Everyone knows the dangers of drinking and driving. An unfortunate few choose to ignore them, often with tragic results. A good friend recently lost his nephew to a drunk driver. A member of my temple congregation lost his wife and children to a drunk driver. That same temple later lost its rabbi to a drunk driver. Shall I go on?
Obviously I'd rather not, which is why I fully support any technology that can help prevent such tragedies. Here's a gizmo that might: Indiegogo project Breathometer adds a breathalyzer to your smartphone.
Reminiscent of the Square credit-card reader, the Breathometer is a small, white dongle that plugs into your phone's headphone jack. From there an app takes over (Android or iOS), quickly reporting your blood-alcohol concentration (BAC) so you know whether or not it's safe to drive. (In the United States, the legal limit is 0.08, though individual states may have stricter regulations.)
One could easily argue that this won't stop, say, an alcoholic from getting behind the wheel. But I think a device like this is better-suited to casual or infrequent drinkers, those who simply might not know if they're over the legal limit or not. (Say you had a big glass of wine with dinner. Are you positive it's safe for you to drive?) Likewise, if you're out with a group of friends, everyone always thinks they're "OK to drive," but the Breathometer can quickly establish who is and who isn't.

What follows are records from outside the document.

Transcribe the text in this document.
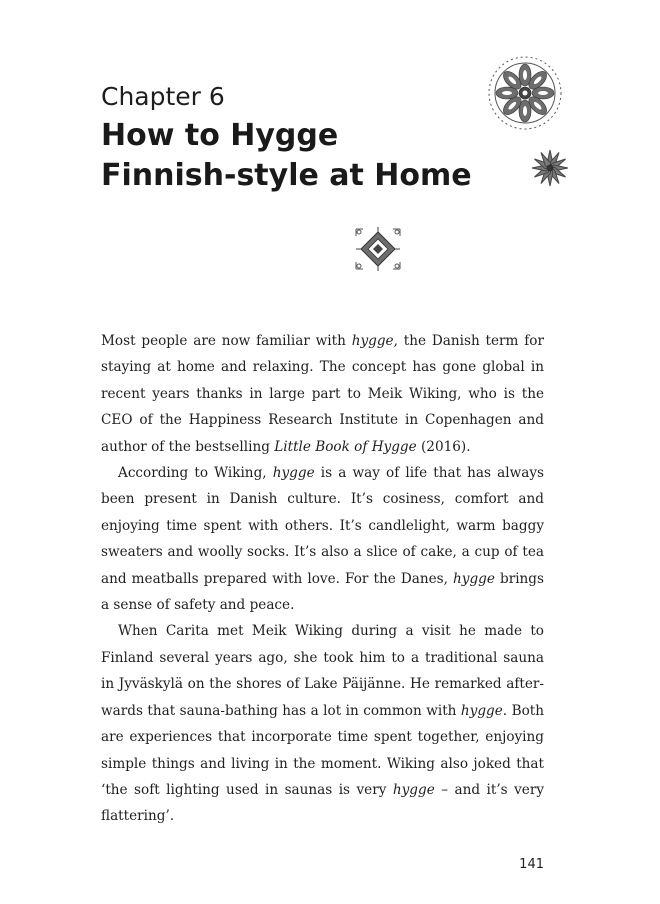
Chapter 6
How to Hygge Finnish-style at Home

Most people are now familiar with hygge, the Danish term for staying at home and relaxing. The concept has gone global in recent years thanks in large part to Meik Wiking, who is the CEO of the Happiness Research Institute in Copenhagen and author of the bestselling Little Book of Hygge (2016).

According to Wiking, hygge is a way of life that has always been present in Danish culture. It’s cosiness, comfort and enjoying time spent with others. It’s candlelight, warm baggy sweaters and woolly socks. It’s also a slice of cake, a cup of tea and meatballs prepared with love. For the Danes, hygge brings a sense of safety and peace.

When Carita met Meik Wiking during a visit he made to Finland several years ago, she took him to a traditional sauna in Jyväskylä on the shores of Lake Päijänne. He remarked afterwards that sauna-bathing has a lot in common with hygge. Both are experiences that incorporate time spent together, enjoying simple things and living in the moment. Wiking also joked that ‘the soft lighting used in saunas is very hygge – and it’s very flattering’.

141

And even if it won't stop all drunk drivers, it might help stop a few -- and that's a step in the right direction. The developer plans to add more functionality to the app down the road, like a one-tap option to summon a taxi.
The Breathometer has raised about one-fourth of the $25,000 needed to fully fund the project. Pledge options include $20, $50, $75, $100, and so on, but what's a bit odd is the timing: the higher your contribution, the sooner your Breathometer is estimated to ship. At $100, for example, you can expect it by July. But if you pay only $20, you'll have to wait until at least January, 2014. That seems like a steep penalty for paying the lowest price.
Hopefully the gadget's creators will get sufficient funding to ramp up production sooner, and maybe cut those delivery times. I also hope the Breathometer will sell at that $20 price point once it does go into production.
Or maybe I should say "if." One thing is certain: It's a much more convenient and elegant solution than the "breathalyzer jacket" recently demoed at Mobile World Congress. In any case, do yourself and the people around you a favor: don't drink and drive. Ever.